Na Carta Capital – A ocupação ilegal de terras no Brasil é mais regra do que exceção. Numerosos estudos mostram que desde a criação legal da propriedade privada da terra, em 1850, até os dias de hoje persiste a indisciplina na documentação de registros o que tem permitido, por décadas, a apropriação privada de terras devolutas ou públicas.
A imprecisão nos limites de propriedades acontecem até mesmo em grandes metrópoles como São Paulo. Várias escrituras sobre o mesmo pedaço de terra e deslocamento espacial da “propriedade registrada” são exemplos evidenciados em extensa bibliografia e arquivos oficiais.
Até hoje, 68 anos após promulgada a lei de terras, o Patrimônio da União não está devidamente cadastrado, em que pese uma sucessão histórica de leis e decretos com essa finalidade.
Propriedade da terra e poder político/econômico e social dos homens brancos sempre andaram juntos. Apesar da abundância de terras no Brasil, as camadas populares, em especial os negros, após a libertação dos escravos, nunca tiveram acesso regular a ela.
O Brasil se urbanizou e se industrializou durante o século XX. Nas cidades, nem Estado nem mercado responderam às necessidades de assentamento residencial e urbano de uma população que passou de 17,4 milhões em 1900 para 190,7 milhões em 2010.
Nossas metrópoles são constituídas de domicílios ilegais, devido à ilegalidade fundiária, numa proporção que varia entre 60% das moradias (no Norte e Nordeste) a 17% (no Sul).
Em contraste com essa realidade, o Brasil tem um arcabouço legal, relativo ao espaço urbano e ambiental, que está entre os mais avançados do mundo. Este arcabouço, muito frequentemente, é desconhecido pelos governos, legislativos e judiciários. Aliás, não é matéria obrigatória nas Faculdades de Direito.
Apenas o desconhecimento da realidade urbana brasileira permite apontar o MTST ou demais movimentos sociais demandantes de moradia como os grandes vilões de um processo secular, contínuo, surdo, predatório de ocupação do solo sem lei ou sem Estado.
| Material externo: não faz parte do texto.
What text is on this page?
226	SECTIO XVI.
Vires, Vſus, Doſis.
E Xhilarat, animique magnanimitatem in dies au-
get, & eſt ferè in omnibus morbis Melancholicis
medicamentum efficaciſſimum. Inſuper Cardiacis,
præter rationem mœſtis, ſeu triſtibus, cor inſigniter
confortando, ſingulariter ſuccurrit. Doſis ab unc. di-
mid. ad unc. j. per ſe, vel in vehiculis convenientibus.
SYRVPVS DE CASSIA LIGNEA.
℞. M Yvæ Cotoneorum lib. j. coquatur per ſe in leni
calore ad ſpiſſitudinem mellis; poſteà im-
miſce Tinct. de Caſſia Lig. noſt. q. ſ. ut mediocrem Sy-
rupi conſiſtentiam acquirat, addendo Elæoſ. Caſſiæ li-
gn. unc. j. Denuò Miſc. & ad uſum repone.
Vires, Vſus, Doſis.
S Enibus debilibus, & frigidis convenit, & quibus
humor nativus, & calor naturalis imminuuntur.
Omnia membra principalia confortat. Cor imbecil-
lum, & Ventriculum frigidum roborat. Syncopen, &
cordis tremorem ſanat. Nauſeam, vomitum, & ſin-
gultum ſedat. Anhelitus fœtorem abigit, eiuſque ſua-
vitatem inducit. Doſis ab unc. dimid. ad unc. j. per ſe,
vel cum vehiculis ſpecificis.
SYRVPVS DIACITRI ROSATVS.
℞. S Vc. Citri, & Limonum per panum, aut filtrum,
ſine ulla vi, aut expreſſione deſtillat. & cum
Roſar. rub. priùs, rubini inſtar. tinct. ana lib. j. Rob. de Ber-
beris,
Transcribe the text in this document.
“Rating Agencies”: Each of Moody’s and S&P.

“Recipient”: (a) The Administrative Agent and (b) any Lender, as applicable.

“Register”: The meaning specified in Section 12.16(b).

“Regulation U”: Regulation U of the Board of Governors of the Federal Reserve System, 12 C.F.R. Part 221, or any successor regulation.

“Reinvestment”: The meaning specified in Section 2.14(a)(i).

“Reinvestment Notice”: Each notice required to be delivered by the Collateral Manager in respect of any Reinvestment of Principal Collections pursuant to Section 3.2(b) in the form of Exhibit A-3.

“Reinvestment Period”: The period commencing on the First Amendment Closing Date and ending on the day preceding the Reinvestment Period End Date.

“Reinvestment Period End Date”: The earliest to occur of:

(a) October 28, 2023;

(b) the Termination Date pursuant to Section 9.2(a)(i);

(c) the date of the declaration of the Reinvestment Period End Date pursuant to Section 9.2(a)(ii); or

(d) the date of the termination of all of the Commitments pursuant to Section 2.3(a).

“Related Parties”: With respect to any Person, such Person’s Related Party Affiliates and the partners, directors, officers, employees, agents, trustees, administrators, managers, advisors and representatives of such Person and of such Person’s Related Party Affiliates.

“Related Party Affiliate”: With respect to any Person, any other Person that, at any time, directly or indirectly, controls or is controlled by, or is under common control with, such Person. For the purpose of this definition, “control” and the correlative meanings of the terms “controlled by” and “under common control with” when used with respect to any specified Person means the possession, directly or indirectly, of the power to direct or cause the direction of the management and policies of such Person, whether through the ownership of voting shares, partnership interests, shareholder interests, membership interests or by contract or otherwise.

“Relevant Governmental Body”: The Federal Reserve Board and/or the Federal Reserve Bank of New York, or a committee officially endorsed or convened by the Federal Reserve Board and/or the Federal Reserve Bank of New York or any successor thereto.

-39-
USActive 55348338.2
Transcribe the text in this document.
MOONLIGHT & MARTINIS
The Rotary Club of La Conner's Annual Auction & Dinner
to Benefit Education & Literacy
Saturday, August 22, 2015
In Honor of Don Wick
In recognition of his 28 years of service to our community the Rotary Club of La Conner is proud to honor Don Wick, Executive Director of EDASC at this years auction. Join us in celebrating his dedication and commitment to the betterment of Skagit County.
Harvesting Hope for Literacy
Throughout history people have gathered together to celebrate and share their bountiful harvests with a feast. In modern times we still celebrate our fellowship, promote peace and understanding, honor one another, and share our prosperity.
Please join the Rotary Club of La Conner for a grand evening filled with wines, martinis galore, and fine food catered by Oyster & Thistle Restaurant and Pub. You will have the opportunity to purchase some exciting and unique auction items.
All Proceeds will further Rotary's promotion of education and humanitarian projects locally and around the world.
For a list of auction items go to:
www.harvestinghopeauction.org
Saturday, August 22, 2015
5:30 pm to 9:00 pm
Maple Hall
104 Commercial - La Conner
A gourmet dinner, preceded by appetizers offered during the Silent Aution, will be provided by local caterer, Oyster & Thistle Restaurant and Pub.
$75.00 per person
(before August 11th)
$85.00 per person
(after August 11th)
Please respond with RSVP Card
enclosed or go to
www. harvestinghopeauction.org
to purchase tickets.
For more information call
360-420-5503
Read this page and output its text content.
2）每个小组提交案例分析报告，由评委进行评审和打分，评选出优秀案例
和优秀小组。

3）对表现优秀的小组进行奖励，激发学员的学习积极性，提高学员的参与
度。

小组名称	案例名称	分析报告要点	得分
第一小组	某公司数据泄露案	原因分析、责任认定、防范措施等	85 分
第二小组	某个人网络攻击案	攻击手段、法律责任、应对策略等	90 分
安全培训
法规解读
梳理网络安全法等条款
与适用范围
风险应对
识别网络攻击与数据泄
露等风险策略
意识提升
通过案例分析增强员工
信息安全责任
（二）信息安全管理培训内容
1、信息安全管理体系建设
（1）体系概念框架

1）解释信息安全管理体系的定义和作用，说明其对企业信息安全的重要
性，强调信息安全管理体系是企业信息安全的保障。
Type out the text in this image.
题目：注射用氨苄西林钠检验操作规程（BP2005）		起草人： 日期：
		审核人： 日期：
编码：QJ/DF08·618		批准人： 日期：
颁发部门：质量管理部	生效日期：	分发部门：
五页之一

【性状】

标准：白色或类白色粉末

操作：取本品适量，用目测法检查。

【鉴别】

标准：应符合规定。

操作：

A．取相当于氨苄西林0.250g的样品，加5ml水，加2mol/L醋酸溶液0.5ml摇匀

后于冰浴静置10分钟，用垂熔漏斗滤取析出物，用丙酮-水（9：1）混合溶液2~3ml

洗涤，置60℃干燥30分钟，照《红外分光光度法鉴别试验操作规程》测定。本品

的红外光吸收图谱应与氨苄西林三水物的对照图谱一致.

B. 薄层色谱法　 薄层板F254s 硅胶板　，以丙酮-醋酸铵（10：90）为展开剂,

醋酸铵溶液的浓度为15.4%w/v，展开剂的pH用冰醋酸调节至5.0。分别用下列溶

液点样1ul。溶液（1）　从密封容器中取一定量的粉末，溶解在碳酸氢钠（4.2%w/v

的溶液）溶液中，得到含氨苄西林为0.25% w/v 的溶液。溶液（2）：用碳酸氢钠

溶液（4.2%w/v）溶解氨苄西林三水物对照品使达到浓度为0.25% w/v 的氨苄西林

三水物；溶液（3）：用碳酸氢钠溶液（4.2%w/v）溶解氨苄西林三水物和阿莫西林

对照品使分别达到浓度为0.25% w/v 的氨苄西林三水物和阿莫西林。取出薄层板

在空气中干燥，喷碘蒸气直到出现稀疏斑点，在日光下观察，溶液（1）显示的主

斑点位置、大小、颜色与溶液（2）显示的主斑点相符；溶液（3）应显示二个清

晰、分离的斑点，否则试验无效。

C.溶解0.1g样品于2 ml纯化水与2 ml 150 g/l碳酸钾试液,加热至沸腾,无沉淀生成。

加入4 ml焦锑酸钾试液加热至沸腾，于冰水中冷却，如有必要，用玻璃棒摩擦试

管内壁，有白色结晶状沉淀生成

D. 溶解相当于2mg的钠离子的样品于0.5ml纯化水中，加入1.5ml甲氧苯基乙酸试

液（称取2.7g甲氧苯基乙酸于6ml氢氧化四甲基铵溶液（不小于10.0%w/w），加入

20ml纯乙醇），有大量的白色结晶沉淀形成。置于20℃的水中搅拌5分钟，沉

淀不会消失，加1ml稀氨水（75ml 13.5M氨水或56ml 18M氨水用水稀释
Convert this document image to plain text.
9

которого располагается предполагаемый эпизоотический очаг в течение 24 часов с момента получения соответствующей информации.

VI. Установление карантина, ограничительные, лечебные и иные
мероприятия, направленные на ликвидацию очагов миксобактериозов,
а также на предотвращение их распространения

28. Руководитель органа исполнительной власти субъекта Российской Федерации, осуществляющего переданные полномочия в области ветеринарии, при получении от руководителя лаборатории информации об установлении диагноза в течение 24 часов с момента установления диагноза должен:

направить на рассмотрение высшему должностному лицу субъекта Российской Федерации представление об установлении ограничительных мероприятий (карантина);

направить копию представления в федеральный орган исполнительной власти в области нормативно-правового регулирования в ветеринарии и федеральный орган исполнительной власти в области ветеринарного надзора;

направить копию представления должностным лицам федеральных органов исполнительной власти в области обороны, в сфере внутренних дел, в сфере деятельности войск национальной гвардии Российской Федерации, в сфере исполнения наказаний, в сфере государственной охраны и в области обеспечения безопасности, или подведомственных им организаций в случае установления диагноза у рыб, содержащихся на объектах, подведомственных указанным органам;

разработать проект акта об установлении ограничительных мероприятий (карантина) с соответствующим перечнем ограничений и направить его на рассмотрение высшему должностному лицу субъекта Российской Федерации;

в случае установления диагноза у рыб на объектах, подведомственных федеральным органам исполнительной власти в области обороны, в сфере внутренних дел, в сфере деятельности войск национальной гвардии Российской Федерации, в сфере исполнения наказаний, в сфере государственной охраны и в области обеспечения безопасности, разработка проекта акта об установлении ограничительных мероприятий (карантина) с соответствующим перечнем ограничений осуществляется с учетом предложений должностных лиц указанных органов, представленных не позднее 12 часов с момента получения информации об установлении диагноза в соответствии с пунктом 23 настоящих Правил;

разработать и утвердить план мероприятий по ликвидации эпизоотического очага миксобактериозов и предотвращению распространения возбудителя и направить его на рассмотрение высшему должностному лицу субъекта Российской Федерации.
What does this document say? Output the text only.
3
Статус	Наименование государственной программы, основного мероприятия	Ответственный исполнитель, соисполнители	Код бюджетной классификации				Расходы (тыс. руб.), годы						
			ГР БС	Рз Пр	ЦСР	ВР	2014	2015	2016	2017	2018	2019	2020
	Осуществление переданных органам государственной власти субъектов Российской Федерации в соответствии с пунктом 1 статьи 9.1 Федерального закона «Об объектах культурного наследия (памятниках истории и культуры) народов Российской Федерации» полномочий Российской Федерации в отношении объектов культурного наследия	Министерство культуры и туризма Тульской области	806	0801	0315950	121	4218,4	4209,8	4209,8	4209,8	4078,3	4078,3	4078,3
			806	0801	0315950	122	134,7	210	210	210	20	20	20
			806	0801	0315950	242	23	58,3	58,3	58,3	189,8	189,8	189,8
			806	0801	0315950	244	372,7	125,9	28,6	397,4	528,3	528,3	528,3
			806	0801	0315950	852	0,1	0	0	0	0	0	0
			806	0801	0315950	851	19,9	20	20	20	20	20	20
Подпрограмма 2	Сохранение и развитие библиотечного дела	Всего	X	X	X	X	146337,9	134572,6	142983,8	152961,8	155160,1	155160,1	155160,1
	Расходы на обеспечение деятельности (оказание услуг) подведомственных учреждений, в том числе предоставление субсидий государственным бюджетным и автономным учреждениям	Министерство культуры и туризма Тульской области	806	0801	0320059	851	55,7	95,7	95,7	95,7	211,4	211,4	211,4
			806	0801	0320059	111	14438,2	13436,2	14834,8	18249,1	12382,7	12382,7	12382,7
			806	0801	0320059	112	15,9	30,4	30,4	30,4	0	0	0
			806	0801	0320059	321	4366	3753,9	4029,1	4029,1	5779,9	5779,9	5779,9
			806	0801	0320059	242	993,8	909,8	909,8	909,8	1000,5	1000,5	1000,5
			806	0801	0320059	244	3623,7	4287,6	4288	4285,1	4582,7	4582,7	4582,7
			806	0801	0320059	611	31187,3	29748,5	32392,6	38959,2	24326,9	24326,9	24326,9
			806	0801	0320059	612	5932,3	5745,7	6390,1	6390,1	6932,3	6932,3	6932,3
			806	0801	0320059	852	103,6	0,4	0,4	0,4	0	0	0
Na busca de um lugar para morar, condição indispensável para a vida humana, e sem qualquer alternativa legal, grande parte da população ocupa áreas ambientalmente frágeis: APPs (Áreas de Proteção Permanente), APAs (Áreas de Proteção Ambiental), APMs (Áreas de Proteção de Mananciais.
Na Área de Proteção dos Mananciais, no sul da metrópole paulistana, moram mais de 1 milhão de habitantes, contrariando a lei que pretende preservar a água que a cidade consome. Sem alternativas, são constrangidos a ocupar.
Há ainda as áreas onde vige um Estado paralelo. As milícias dominam a produção de loteamentos e moradias, a distribuição do gás, a distribuição da água, o transporte de massa por meio de vans, tudo ilegalmente, em vastas áreas da metrópole do Rio de Janeiro.
Os imóveis ociosos, ocupados por movimentos organizados, constituem uma espécie de ponta do iceberg, ponta esta que anuncia o tamanho do problema que permanece invisível. Em muitos casos prestam até mesmo um serviço público, como o das mulheres fortes e dignas que administram ocupações que fornecem abrigo e serviços (segurança, portaria, água, eletricidade, creche) a preços acessíveis.
Alguns documentários premiados, como o “Era Hotel Cambridge”, mostram essas ocupações em edifícios antes ociosos (que, nessa condição, contrariam a função social da propriedade prevista na Constituição Federal, na lei Federal Estatuto da Cidade e nos Planos Diretores) no Centro da cidade de São Paulo.
Apesar do significativo investimento do Minha Casa, Minha Vida entre 2009 e 2015 e a construção de mais de 4 milhões de moradias, o déficit habitacional cresceu no período.
Devido à falta de regulação das terras urbanas e do mercado imobiliário, o preço da moradia e dos aluguéis cresceram muito nesse período.
Em São Paulo, o preço do metro quadrado dos imóveis subiu 225%. No Rio de Janeiro, a alta foi de 260%, segundo a FIPE ZAP, o que nos permite constatar um verdadeiro ataque especulativo nas cidades.
O acesso à moradia formal está mais difícil hoje, agravado pelo desemprego e o baixo crescimento da economia.
Enfrentar a anarquia fundiária presentes do campo e nas cidades do Brasil exige muito mais coragem e esforço do que simplesmente culpar as vítimas. Conhecer melhor as cidades e aplicar a legislação urbanística seria um bom começo.